The Al-Sayyid Bedouins have a high rate of congenital deafness. In a population of about 3,500, roughly 150 people are deaf. The community, which was founded about 200 years ago, has developed its own sign language over the past 70 years, with no apparent outside influences. This is the first documented example of a language evolving from scratch in such isolation.
"We didn't expect to see word order so quickly, and didn't expect to see this particular word order," says Carol Padden of the University of California, San Diego, who led the study. The discovery suggests that grammar appears early in the development of face-to-face languages. Written language can take centuries to develop consistent grammar.

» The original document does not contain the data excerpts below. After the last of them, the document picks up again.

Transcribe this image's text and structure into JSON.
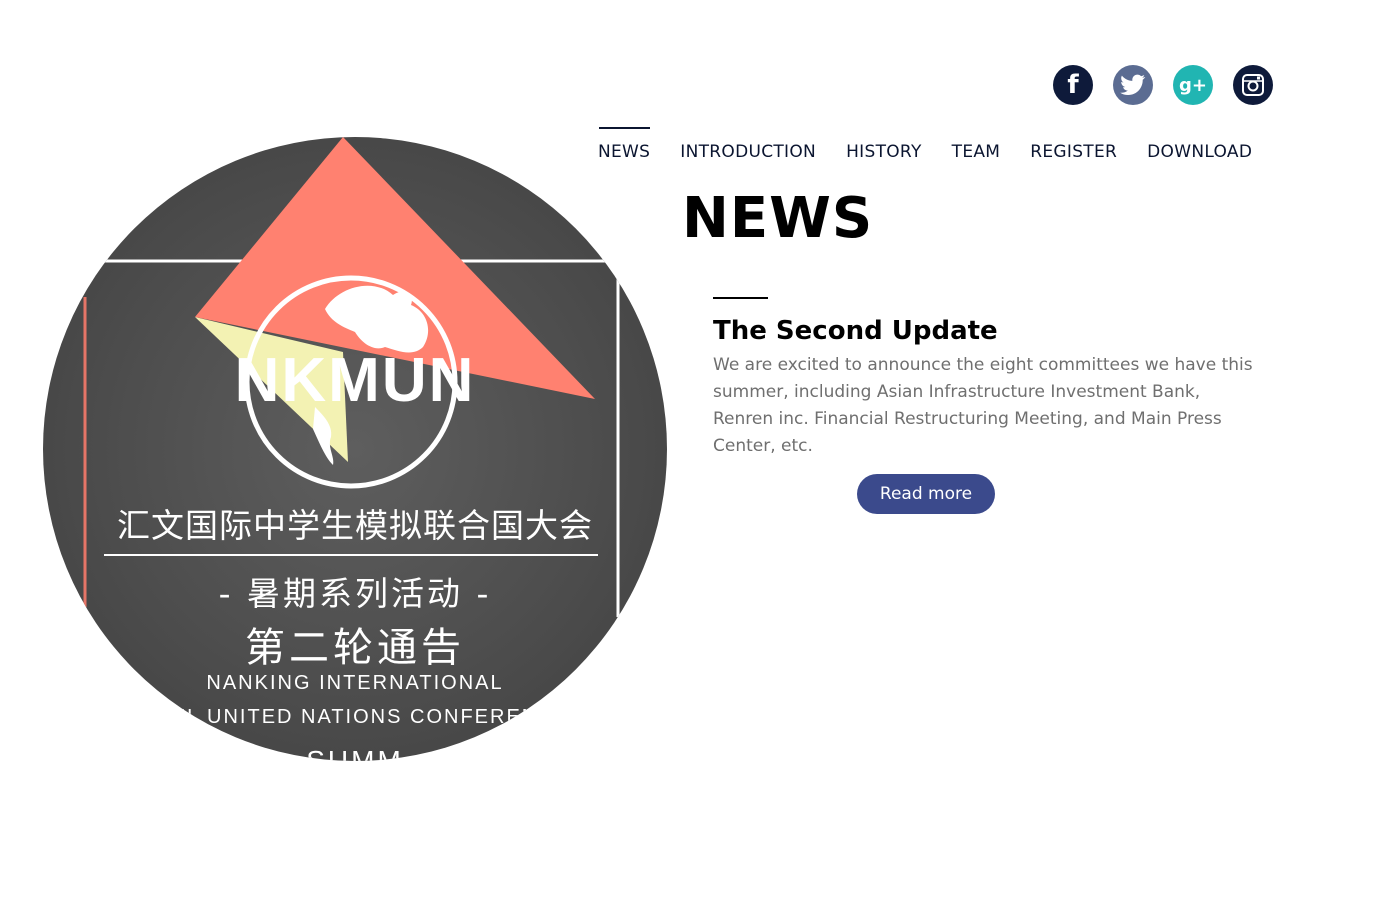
{
  "social": {
    "facebook_glyph": "f",
    "gplus_glyph": "g+",
    "icons": [
      "facebook-icon",
      "twitter-icon",
      "google-plus-icon",
      "instagram-icon"
    ],
    "colors": {
      "facebook": "#0e1a3a",
      "twitter": "#5b6c92",
      "gplus": "#21b5b2",
      "instagram": "#0e1a3a"
    }
  },
  "nav": {
    "active": "NEWS",
    "items": [
      {
        "label": "NEWS"
      },
      {
        "label": "INTRODUCTION"
      },
      {
        "label": "HISTORY"
      },
      {
        "label": "TEAM"
      },
      {
        "label": "REGISTER"
      },
      {
        "label": "DOWNLOAD"
      }
    ]
  },
  "hero": {
    "logo_text": "NKMUN",
    "cn_title": "汇文国际中学生模拟联合国大会",
    "cn_subtitle": "- 暑期系列活动 -",
    "cn_notice": "第二轮通告",
    "en_line1": "NANKING INTERNATIONAL",
    "en_line2": "EL UNITED NATIONS CONFEREN",
    "en_line3": "SUMM",
    "colors": {
      "background": "#4d4d4d",
      "triangle": "#ff8170",
      "accent_triangle": "#f3f2b3"
    }
  },
  "section": {
    "title": "NEWS"
  },
  "article": {
    "headline": "The Second Update",
    "body": "We are excited to announce the eight committees we have this summer, including  Asian Infrastructure Investment Bank, Renren inc. Financial Restructuring Meeting, and Main Press Center, etc.",
    "read_more_label": "Read more",
    "button_color": "#3b4a8c"
  }
}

Speedy development in sign language has been seen before. Nicaraguan deaf people have adopted a common sign language over the past 25 years, since they were brought together in a specialist school system for the deaf.
But the Al-Sayyid Bedouins are the first group to be studied that has developed a sign language with no outside influence.
The language's rapid progress is impressive, agrees Steven Pinker, a linguist at Harvard University in Cambridge, Massachusetts.
But there is nothing remarkable about the contrast between the signers' SOV structure and the SVO grammar of Israel's spoken languages, he says. Languages are split between the two and some switch from one to the other, as shown by archaic English phrases that use SOV, such as "With this ring, I thee wed."
The simple structure of Al-Sayyid Bedouin sign language is an important convention that will allow later sophistication, say Padden and her colleagues.